Tsai remembers clearly the launch of the blotting papers ; they came out on the same day that she gave birth to her daughter – but in those early days, it was hard for her line to get any traction.
“Nobody picked us up,” she says. “No retailers, no influencers.” That changed when she got the papers over to Martin, whose work on celebrities she had admired. Tsai says “he was the nicest, kindest and most wonderful soul, and we’ve been best friends ever since”.
Looking back, Tsai says social media has played its part in the growth of her brand – it is available in multiple countries, and in Hong Kong, and at pedigreed stores such as Barneys New York.
Tatcha remains a privately owned and independent company, even though Tsai says that every so often, she’ll get an offer of some sort. “It’s a popular discussion topic that comes back every six months,” she says.
She self-financed the launch of the company with some investment from family and friends, and says her main objective now is “to build a brand for the long term”.
The idea for Tatcha came about during a trip to Kyoto, when Tsai, who was working for an American corporation at the time, had an encounter with a modern-day geisha. Tsai had suffered from acute dermatitis, and after employing some of the skincare techniques embraced by generations of the courtesans, Tsai found her complexion transformed. From there she started formulating products and building a brand.
The Rice Polish Foaming Enzyme Powder was Tatcha’s follow-up to the blotting papers, and has recently been reformulated and relaunched in various versions for different skin types. It was created from one of the fundamentals of traditional geisha culture: the women would wash their face with the water remaining from soaked rice.
“I love it because the base is literally rice,” she says, “but we were finding that our US customer would add water to it and literally scrub the skin. Now, it’s so fine that if you add water it turns into a cloud, so that option has been taken away.”
Tsai dived back into the Japanese beauty archive for Tatcha’s most recent innovation – and star of the recent Los Angeles event – the Kissu Lip Mask, which is founded on a Japanese tradition of lip care revolving around chopped peach seeds mixed with oils. The new product – a non-sticky jelly – smears onto the lips and is designed to be left on for hours, preferably overnight.
Like the other products in the Tatcha universe, it has caught on quickly among beauty influencers and their devoted fans. It’s beautifully packaged and conveys a luxury sensibility, yet the price (US$30) isn’t terrifying.
Tsai says there is a clear point of differentiation between J-beauty – the term coined to cover everything beauty-related from Japan – and its more omnipresent sister, K-beauty, which hails from Korea.
Tsai says the way a culture approaches beauty is akin to the way it approaches food.

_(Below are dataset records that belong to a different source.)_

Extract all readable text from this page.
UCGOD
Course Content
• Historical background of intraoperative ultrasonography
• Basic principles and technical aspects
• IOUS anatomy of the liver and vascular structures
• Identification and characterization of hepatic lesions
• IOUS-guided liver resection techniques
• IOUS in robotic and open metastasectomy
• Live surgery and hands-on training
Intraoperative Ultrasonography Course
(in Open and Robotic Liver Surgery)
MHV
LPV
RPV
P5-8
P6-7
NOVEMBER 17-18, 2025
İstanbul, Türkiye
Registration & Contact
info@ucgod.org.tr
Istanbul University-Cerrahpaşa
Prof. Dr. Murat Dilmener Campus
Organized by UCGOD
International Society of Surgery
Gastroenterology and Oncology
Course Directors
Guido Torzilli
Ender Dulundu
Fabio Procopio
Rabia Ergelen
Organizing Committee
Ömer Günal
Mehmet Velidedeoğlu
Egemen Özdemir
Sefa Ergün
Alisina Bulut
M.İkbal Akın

“French beauty is like butter – rich and decadent. Korean beauty, like its food, has everything – it’s sweet, it’s spicy, it’s a party. But Japanese beauty is like the ingredients used in its food – there are very few of them, and their quality has to be on another level. It’s expensive, but it’s about craftsmanship. You might not see it as ‘jazzy fun’, but still, there is something there for everyone.”